We started off the tour in the Salt Flats, which is basically a natural, vast, expansive plane of salt. Imagine white, white, white for miles...looks like snow, but is in fact salt. Every so often, we would see men harvesting the salt in trucks. But mostly, we drove, drove, drove and it was just white. The water on top of the salt created a splash of salt on the bottom of the car, and the salt stuck to the bottom of our shoes in and out. This is one of the most incredible things I have seen. Miles and miles of salt. It hurt my eyes to stare at.

We climbed in and out of the car, stopping at a hotel made entirely of condensed salt blocks, a salt production center, and an island of cacti in the middle of the salt. I noticed that we kept going at the same pace, beginning and moving along, with tons of other jeeps coming along on the same tour. These groups were mixes of men, women, old, young, Israelis shouting in Hebrew to one another, and French adults with their own French speaking guide. I started to meet people...a Texan from Dallas who told me all about his Mamma...Israelis from Tel Aviv who thought the salt flats weren´t as great as any one thing in Israel, obviously...Belgians who thought that taking stunt pictures with the white and blue background was the best thing they ever did...

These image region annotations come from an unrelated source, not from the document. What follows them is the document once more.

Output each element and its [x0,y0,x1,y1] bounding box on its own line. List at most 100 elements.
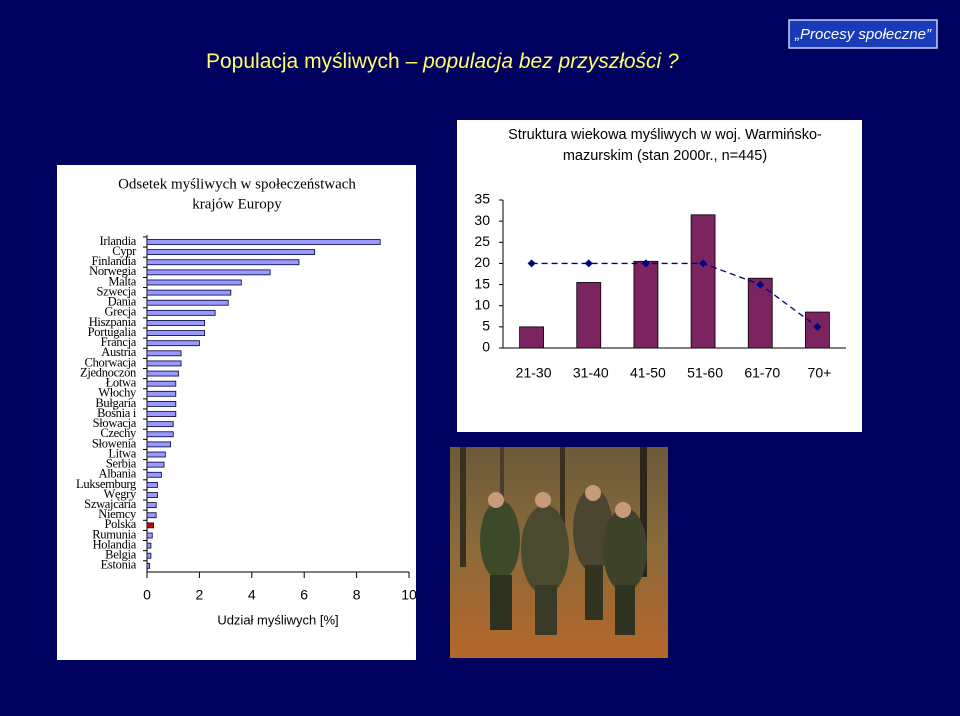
slide-title: Populacja myśliwych – populacja bez przy… [206,50,679,73]
bar [146,309,216,316]
marker [641,259,650,268]
bar [146,421,174,428]
x-tick-label: 2 [196,587,204,603]
y-tick-label: Irlandia [100,234,137,248]
y-tick-label: Szwajcaria [84,497,137,511]
x-tick-label: 70+ [808,365,832,381]
marker [527,259,536,268]
bar [146,552,152,559]
y-tick-label: Estonia [101,558,137,572]
x-tick-label: 8 [353,587,361,603]
bar [146,401,177,407]
bar [146,390,177,397]
bar [146,320,206,326]
photo [450,447,668,658]
y-tick-label: Luksemburg [76,477,137,491]
y-tick-label: Cypr [112,244,137,258]
bar [146,380,177,387]
y-tick-label: 15 [474,275,490,291]
y-tick-label: Dania [108,295,137,309]
bar [146,441,171,448]
y-tick-label: 30 [474,212,490,228]
y-tick-label: Grecja [104,305,136,319]
bar [146,239,381,245]
bar [146,279,242,286]
x-tick-label: 21-30 [516,365,552,381]
y-tick-label: Słowenia [92,436,137,450]
y-tick-label: Rumunia [92,527,136,541]
bar [146,522,154,529]
bar [633,260,659,349]
y-tick-label: Belgia [105,548,137,562]
x-tick-label: 10 [401,587,417,603]
y-tick-label: Malta [108,274,136,288]
y-tick-label: 25 [474,233,490,249]
x-axis-label: Udział myśliwych [%] [217,612,338,627]
y-tick-label: Niemcy [98,507,137,521]
bar [146,249,316,256]
y-tick-label: 20 [474,254,490,270]
y-tick-label: Chorwacja [85,355,137,369]
bar [146,411,177,417]
bar [519,326,544,349]
chart-title: Struktura wiekowa myśliwych w woj. Warmi… [508,127,822,143]
y-tick-label: Bułgaria [95,396,136,410]
y-tick-label: Portugalia [88,325,137,339]
marker [584,259,593,268]
y-tick-label: Słowacja [93,416,137,430]
bar [146,532,153,539]
bar [146,542,152,549]
y-tick-label: 35 [474,191,490,207]
bar [146,370,179,377]
chart-panel [457,120,862,432]
y-tick-label: Finlandia [91,254,136,268]
bar [146,360,182,367]
y-tick-label: Holandia [93,537,137,551]
bar [146,299,229,306]
chart-title: mazurskim (stan 2000r., n=445) [563,148,767,164]
bar [146,562,151,569]
y-tick-label: Albania [99,467,137,481]
y-tick-label: Węgry [103,487,137,501]
bar [146,269,271,276]
bar [146,492,158,498]
bar [146,471,162,478]
bar [146,502,157,509]
bar [146,451,166,458]
y-tick-label: Serbia [106,457,137,471]
y-tick-label: Czechy [100,426,137,440]
bar [146,350,182,357]
bar [146,481,158,488]
x-tick-label: 31-40 [573,365,609,381]
y-tick-label: Hiszpania [89,315,137,329]
bar [146,461,165,468]
x-tick-label: 4 [248,587,256,603]
bar [146,512,157,519]
y-tick-label: 10 [474,296,490,312]
bar [747,277,773,349]
marker [813,322,822,331]
x-tick-label: 0 [143,587,151,603]
bar [576,282,602,349]
y-tick-label: Bośnia i [97,406,137,420]
x-tick-label: 6 [300,587,308,603]
chart-title: Odsetek myśliwych w społeczeństwach [118,176,356,192]
y-tick-label: Litwa [108,446,136,460]
y-tick-label: Zjednoczon [80,365,137,379]
line [531,262,818,328]
y-tick-label: Polska [104,517,136,531]
bar [690,214,716,349]
y-tick-label: Włochy [98,386,137,400]
badge-text: „Procesy społeczne” [794,26,932,43]
title-main: Populacja myśliwych – [206,50,423,73]
bar [146,289,232,296]
chart-title: krajów Europy [192,196,282,212]
title-italic: populacja bez przyszłości ? [422,50,679,73]
badge-box [788,19,938,49]
y-tick-label: Austria [101,345,136,359]
x-tick-label: 61-70 [744,365,780,381]
bar [146,259,300,266]
y-tick-label: Norwegia [89,264,137,278]
y-tick-label: 5 [482,318,490,334]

At the first stop, someone tapped on my shoulder. My Argentine friend. We found each other. Immadiately, I asked him his name...Francisco. Haha. I told him that I am Marci.

The day continued, following the other jeeps and traveling over the salt for an hour or so, stopping to eat lunch which Beatrice would whip out of no where. We were getting into the pattern of this tour...we would drive for an hour, stop and enjoy a trememdous sight or scenery, and then drive again for another while to the next landmark.

The next four days are sort of blurred together. The land changed from salt vastness to desert, proper. I saw rocks and boulders that towered over our jeep for miles. Natural hot springs. Hundreds of geyers in close proximity...a community, together. Lagoon after lagoon that both sparkled, bubbled with borax and salt, showed off a green, a white, a red, or an orange color, and reflected nearby mountains and clouds perfectly. Flamingos by the pack of hundreds. Lllamas crossing our road, in another herd of over a hundred. Desert mountains in reds, yellows, and browns, mixed together. A live, real, active volcano, oozing smoke. Military posts in the middle of no where, with nothing to show, other than Beatrice´s brother at one point...who she left with a bottle of coke and a bag of popcorn. Random, small villages that offered one room with six beds for all of us...which was a nice refuge from the freezing nighttime temperatures. And, much more.

I met a million people, saw things that are so incredible...they are better left to pictures, and got to know those in my jeep really well. I will try to upload the photos, so you can get a better sense.

4 days and 3 nights...ending with another all night bus ride (unfortunately without a good seat partner), in which my sister described to me the ending of the US reailty TV show, ¨Grease, You´re the One that I Want¨, and I ate pizza from a nearby Uyuni-based place that features tastes of NY (real ones...seriously)...because sometimes, you just want a little of your other life in your mind, ear, and tastes.

I got in at 7:30 this morning, and was greeted by my eager family...waiting to hear about how I changed my flight, how my adventure went, and how many more nights of art projects I had for the kids. I told them, only two more nights. And, perhaps we could watch a movie instead. I am exhausted.

But, overall, this was a perfect ending to the trip. Now I really have done everything I came for, everything. The next two days will be spent getting my last minute things in La Paz, visiting my favorite spots one more time, processing the end of my volunteering, and saying goodbye to my family. My flight is on Wednesday morning. I cannot believe that was five weeks. Over.